Пример #1
0
  /**
   * Infer new bases using the given lexicon and transforms
   *
   * @param lex the lexicon
   * @param transform the learned transforms
   * @return a Set of inferred words
   */
  private Collection<Word> inferBases(Lexicon lex, Transform transform) {
    // Go over each unmodeled word with affix2 of the transform.

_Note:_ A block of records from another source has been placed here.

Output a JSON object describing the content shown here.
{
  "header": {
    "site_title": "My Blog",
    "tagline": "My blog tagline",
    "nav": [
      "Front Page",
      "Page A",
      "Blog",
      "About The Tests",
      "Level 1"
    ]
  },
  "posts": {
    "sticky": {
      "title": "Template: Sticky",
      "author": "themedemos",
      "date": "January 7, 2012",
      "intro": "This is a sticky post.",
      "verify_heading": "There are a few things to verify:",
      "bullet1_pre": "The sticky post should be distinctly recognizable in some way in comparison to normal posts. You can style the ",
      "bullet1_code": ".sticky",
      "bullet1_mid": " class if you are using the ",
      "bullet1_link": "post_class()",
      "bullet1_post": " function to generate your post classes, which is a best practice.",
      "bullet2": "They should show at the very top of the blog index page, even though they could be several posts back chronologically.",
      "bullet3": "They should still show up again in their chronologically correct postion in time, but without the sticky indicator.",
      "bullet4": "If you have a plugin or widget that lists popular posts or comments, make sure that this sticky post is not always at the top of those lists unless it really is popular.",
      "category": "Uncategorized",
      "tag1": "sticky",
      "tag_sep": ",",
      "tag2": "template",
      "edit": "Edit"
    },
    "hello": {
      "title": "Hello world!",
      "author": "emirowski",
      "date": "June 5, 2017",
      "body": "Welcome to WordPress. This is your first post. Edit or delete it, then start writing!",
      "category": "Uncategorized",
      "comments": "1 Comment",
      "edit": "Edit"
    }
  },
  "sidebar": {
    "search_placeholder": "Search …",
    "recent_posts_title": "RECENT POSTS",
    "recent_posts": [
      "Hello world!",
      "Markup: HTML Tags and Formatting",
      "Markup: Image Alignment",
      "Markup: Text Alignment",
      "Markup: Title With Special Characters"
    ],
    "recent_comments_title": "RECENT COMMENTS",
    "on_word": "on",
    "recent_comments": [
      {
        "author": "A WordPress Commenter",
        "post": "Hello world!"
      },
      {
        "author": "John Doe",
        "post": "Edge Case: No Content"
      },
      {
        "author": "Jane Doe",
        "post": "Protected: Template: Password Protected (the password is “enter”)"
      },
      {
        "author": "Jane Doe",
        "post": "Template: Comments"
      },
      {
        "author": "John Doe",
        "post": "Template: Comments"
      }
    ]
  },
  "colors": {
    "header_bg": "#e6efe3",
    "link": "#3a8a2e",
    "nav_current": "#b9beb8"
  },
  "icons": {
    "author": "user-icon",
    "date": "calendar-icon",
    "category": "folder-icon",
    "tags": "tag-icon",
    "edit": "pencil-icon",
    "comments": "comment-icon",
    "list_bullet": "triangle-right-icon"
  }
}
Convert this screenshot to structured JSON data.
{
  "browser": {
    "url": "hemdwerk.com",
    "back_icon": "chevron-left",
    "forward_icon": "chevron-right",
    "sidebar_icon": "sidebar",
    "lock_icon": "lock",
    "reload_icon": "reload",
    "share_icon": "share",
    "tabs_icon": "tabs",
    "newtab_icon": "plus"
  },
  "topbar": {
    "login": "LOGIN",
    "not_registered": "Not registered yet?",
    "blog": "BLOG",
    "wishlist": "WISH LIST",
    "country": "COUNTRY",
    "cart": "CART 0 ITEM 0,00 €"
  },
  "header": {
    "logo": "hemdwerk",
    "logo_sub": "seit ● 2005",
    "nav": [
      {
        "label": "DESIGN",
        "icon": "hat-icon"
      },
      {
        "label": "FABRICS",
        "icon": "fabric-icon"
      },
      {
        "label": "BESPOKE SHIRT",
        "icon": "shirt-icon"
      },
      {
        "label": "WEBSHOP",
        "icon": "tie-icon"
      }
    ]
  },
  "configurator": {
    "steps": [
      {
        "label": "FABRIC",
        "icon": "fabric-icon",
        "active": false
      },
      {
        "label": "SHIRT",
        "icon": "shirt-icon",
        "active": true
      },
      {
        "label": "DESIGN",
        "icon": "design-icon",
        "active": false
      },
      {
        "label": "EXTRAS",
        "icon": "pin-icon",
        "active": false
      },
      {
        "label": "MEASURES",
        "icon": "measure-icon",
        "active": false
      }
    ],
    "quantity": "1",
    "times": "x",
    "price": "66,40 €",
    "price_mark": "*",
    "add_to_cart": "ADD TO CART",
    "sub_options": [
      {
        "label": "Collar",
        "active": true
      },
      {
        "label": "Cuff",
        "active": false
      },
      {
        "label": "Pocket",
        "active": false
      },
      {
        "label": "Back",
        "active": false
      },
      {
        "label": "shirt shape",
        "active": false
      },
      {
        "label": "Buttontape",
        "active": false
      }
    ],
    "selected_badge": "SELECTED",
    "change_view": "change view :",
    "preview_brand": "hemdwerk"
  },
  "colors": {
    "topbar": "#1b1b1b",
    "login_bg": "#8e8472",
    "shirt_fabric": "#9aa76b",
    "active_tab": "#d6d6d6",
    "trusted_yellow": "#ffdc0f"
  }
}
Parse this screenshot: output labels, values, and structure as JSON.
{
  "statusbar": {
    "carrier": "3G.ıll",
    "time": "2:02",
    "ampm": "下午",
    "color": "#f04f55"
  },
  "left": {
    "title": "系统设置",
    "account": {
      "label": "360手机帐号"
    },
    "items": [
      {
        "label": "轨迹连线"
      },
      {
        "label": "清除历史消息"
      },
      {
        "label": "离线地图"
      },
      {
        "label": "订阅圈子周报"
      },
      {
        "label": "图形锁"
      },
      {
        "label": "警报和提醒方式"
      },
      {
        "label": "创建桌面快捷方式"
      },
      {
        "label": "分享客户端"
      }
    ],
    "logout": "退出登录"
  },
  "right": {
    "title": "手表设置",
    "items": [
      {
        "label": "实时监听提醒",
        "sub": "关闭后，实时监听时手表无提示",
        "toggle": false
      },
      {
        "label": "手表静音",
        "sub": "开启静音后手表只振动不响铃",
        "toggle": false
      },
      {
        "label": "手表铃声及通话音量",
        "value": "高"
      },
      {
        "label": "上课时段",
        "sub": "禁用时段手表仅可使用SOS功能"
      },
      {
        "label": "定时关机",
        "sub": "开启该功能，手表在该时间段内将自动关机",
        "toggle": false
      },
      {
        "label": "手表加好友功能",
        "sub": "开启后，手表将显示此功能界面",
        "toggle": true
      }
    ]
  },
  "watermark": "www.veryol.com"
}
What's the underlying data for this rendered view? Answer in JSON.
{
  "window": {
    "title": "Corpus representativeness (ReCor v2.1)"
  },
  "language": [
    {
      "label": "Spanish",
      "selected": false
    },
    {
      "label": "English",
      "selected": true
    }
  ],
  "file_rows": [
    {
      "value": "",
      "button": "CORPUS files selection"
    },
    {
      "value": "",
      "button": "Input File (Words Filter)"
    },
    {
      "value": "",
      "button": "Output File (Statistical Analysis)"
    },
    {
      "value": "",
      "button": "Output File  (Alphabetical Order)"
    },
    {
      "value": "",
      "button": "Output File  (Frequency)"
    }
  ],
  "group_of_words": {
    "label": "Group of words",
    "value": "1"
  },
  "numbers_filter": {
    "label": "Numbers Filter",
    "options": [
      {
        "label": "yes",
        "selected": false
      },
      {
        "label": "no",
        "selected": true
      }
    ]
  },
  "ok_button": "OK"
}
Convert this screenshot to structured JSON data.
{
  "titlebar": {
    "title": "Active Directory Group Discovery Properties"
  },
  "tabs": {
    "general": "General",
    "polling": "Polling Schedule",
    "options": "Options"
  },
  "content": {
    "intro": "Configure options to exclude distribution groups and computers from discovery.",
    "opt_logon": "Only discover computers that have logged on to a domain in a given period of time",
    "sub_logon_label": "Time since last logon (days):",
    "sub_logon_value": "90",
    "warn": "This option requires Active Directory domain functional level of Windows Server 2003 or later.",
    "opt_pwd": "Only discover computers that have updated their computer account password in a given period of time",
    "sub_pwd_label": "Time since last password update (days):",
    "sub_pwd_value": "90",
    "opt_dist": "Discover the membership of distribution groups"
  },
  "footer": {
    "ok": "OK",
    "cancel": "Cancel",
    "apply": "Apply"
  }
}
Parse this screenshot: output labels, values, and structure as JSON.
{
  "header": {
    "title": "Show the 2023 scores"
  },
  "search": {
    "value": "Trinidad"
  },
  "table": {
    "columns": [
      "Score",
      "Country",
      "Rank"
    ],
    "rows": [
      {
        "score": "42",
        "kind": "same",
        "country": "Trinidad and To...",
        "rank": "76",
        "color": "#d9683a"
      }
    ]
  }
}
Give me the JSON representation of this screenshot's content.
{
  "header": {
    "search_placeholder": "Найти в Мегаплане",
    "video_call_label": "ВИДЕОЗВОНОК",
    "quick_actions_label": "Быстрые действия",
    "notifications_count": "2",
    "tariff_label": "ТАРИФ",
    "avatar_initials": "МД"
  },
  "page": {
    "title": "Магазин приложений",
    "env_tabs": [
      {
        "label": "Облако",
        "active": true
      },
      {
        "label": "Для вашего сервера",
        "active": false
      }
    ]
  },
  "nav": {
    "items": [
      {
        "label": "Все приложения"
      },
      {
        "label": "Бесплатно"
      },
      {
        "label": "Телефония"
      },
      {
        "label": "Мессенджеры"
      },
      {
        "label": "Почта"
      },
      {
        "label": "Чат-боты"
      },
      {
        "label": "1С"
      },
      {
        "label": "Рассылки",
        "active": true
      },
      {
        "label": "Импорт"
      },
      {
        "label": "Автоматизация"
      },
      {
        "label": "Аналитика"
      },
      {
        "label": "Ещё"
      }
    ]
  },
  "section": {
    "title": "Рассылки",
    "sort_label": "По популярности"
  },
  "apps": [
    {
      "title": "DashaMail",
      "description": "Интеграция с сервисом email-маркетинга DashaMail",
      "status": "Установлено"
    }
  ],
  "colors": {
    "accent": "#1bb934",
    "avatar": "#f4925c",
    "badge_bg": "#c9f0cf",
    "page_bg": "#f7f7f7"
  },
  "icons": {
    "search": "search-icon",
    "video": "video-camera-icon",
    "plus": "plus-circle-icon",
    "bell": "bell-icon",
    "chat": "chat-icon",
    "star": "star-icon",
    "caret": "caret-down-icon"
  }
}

If
    // its hypothesized base is not word, infer it
    Set<Word> newWords = new THashSet<Word>();
    for (Word w : transform.getAffix2().getWordSet()) {
      // Skip anything not unmodeled
      if (w.getSet() != WordSet.UNMODELED) {
        continue;
      }

      // Hypothesize the base
      String baseText = Transform.inferBase(w, transform);

      // If the base does not exist, try to infer it
      if (lex.getWord(baseText) == null) {
        // If it was already inferred, add it to the lexicon
        if (inferredBases.contains(baseText)) {
          // Create a new word using the token count of the word
          // that ended up promoting it
          Word newWord = new Word(baseText, w.getCount(), false);
          newWords.add(newWord);
        } else {
          // Otherwise, infer it
          inferredBases.add(baseText);
        }
      }
    }

    return newWords;
  }